Sometimes writers are life preservers as the sea of life wakes over me. Thank God for books on the shelves and for each new bit of prose and poetry - and for those willing to share them with the rest of us. Most of my life I've been able to pick up a book and step away from well...my life. I guess I learned to read when I was about three years old. I know I was reading when I started Mrs. Welch's kindergarden class. Books provided an escape from a life too confusing and chaotic for a little girl to consider. If I was reading, I was quiet and not asking questions. I was out of the way. I learned the value of that state of literary involvement early in life.

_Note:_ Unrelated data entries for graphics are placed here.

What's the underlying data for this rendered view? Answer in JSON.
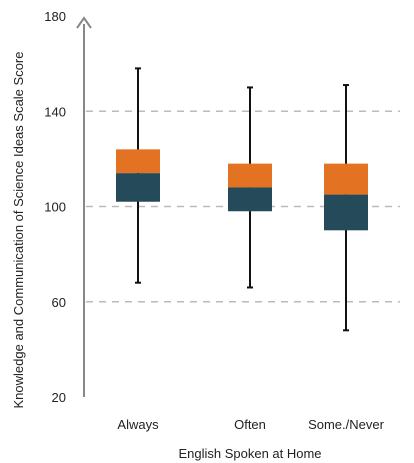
{
  "chart_data": {
    "type": "box",
    "xlabel": "English Spoken at Home",
    "ylabel": "Knowledge and Communication of Science Ideas Scale Score",
    "ylim": [
      20,
      180
    ],
    "yticks": [
      20,
      60,
      100,
      140,
      180
    ],
    "grid": "horizontal dashed at 60, 100, 140",
    "categories": [
      "Always",
      "Often",
      "Some./Never"
    ],
    "boxes": [
      {
        "category": "Always",
        "min": 68,
        "q1": 102,
        "median": 114,
        "q3": 124,
        "max": 158
      },
      {
        "category": "Often",
        "min": 66,
        "q1": 98,
        "median": 108,
        "q3": 118,
        "max": 150
      },
      {
        "category": "Some./Never",
        "min": 48,
        "q1": 90,
        "median": 105,
        "q3": 118,
        "max": 151
      }
    ],
    "colors": {
      "upper_box": "#E37222",
      "lower_box": "#254A5A",
      "grid": "#BBBBBB",
      "axis": "#888888"
    }
  }
}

I will never forget the day my grade school librarian told me that she wasn't sure where she could get more for me to read. I'd exhausted her rotating supply of materials and I believe I'd exhausted her.
My decorating choices always center around books. There are shelves in every room and I spent more money on my lawyer's case with the glass front than I spent on my couch. Priorities.
As I matured I started to use books less as camouflage and more as tools to allow me to move out of my hiding places. I devoured cookbooks and began to enjoy cooking for the sake of the art itself, rather than the act of putting on an event for strangers. I went back to school and looked at my books in an entirely new way. They were the key to my future. I knew that I could escape out instead of in if only I'd learn what was written on those pages. I can only describe it as a mix of hunger, fear and yearning. I knew how vitally important it was to use those books. I can remember sitting at my kitchen table and being surrounded by five, six, maybe even ten books at a time. I was surrounded. As I moved through the years, I moved my books (my lifelines) with me.
Now I realize that holding on to a physics text from fifteen years ago isn't necessary. If I need to find a formula for acceleration, I can search for it online. I am drowning in books. I even have books on treating drowning. I don't work in emergency medicine. I haven't set foot on an ambulance in over six years. I've been selling my books and I've even thrown some of the most worn away. The only books I hang onto are the ones that touched me. They aren't difficult to identify. They are the ones that I'd put down while reading and wish I could call someone and say, "Hey! You've got to hear this." They are the one that have my scribbles in the margins, that I've underlined. They induce thought.
This week I wrote a piece called, "I Am." The intent was to let an emotion speak in human voice. I issued a challenge to writers to do the same. They came through with many works. The titles included: "Grief", "Hatred", "Poignancy", "Happiness", "Sensual", "Rage", "Impatience", "Suspension", "Unimaginative", and "Sorrow."
I was humbled at the immediate response to my challenge, thrilled at the variation on the theme and at the talent displayed by my friends. I remain most grateful and inspired.